You too can parallelise in Python21 Sep 2017
Parallelisation in Python has a bad rep, so much so that I’ve been put off learning about it in the past. However, sometimes in my work I come up against embarrassingly parallel problems: problems where parallelisation is a no-brainer. Parallel programming is a hot topic at the moment as a way to increase performance without increasing CPU power. Also, Python’s parallel programming libraries are maturing with each new release. It seems like a good time to get familiar with these concepts.
This post will start off with a brief introduction into what parallel programming is, and then describe some of the libraries you can use to do this in Python.
What is parallelisation?
A lot of the time people use ‘parallelisation’ or ‘parallel computing’ as generic umbrella terms to describe everything related to doing computation through simultaneous activity.
However, not all parallel computing is done in the same way. The broadest distinction is between two main types of parallel computing, concurrency and multiprocessing.
Concurrency versus multiprocessing
Concurrency and multiprocessing refer to two very different ways of doing simultaneous work. Concurrency describes interleaving execution of the tasks in the same timeframe, whereas multiprocessing involves adding more workers to do the tasks.

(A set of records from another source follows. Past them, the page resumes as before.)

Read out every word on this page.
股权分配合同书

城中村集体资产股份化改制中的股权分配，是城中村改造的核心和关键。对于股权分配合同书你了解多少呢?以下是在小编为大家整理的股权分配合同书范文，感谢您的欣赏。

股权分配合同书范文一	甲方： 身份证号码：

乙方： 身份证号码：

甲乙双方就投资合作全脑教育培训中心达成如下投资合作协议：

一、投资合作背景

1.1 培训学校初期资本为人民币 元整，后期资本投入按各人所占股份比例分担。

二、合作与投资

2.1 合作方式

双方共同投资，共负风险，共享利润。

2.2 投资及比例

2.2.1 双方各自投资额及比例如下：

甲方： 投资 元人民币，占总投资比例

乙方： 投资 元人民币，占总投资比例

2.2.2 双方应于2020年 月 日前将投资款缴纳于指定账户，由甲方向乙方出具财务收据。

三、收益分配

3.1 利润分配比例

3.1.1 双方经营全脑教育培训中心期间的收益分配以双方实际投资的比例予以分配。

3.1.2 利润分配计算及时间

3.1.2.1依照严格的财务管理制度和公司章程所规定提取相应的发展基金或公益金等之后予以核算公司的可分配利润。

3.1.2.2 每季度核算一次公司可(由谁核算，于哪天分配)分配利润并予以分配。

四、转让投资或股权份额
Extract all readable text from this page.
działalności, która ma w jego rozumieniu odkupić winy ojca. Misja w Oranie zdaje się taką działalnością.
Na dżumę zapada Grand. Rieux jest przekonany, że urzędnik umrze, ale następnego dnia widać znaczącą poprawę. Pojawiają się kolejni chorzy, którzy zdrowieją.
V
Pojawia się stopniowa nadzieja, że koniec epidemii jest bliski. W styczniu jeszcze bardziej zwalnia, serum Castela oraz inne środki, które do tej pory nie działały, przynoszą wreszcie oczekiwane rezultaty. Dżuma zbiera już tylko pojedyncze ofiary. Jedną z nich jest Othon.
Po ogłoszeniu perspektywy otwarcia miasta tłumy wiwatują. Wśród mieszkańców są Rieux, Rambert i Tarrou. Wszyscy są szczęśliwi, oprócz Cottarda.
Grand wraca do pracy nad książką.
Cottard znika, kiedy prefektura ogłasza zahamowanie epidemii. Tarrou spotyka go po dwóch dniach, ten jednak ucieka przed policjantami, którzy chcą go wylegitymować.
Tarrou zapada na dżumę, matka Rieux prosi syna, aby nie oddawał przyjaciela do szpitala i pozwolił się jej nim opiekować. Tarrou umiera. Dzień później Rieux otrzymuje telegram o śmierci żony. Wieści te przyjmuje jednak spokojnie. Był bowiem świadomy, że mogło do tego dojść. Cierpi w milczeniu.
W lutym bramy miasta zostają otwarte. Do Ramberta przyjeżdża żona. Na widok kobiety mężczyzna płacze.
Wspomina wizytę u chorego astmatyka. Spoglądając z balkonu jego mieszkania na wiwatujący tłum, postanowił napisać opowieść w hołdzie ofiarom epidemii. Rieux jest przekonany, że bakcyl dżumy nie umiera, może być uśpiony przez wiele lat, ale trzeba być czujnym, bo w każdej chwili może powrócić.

An analogy I came up with to explain the difference between these two concepts is a line of people queuing with their groceries at the supermarket. Each person has a certain amount of shopping to scan through the till. In the first scenario, everyone waits in a single line and has their shopping scanned through the till by the assistant one after the other. This is like an unparallelised job.
The first scenario works fine, but it’s slow. Sometimes there are pauses which cause bottlenecks. Maybe someone forgot avocadoes for their guacamole, so everyone in the line has to wait while she goes and finds them (how selfish!). In scenario two, instead of waiting during this pause (as he did in scenario one), the till assistant starts scanning some items from the other customers. When the first customer returns with her avocadoes, the assistant resumes from where he was before. This is like how concurrency works.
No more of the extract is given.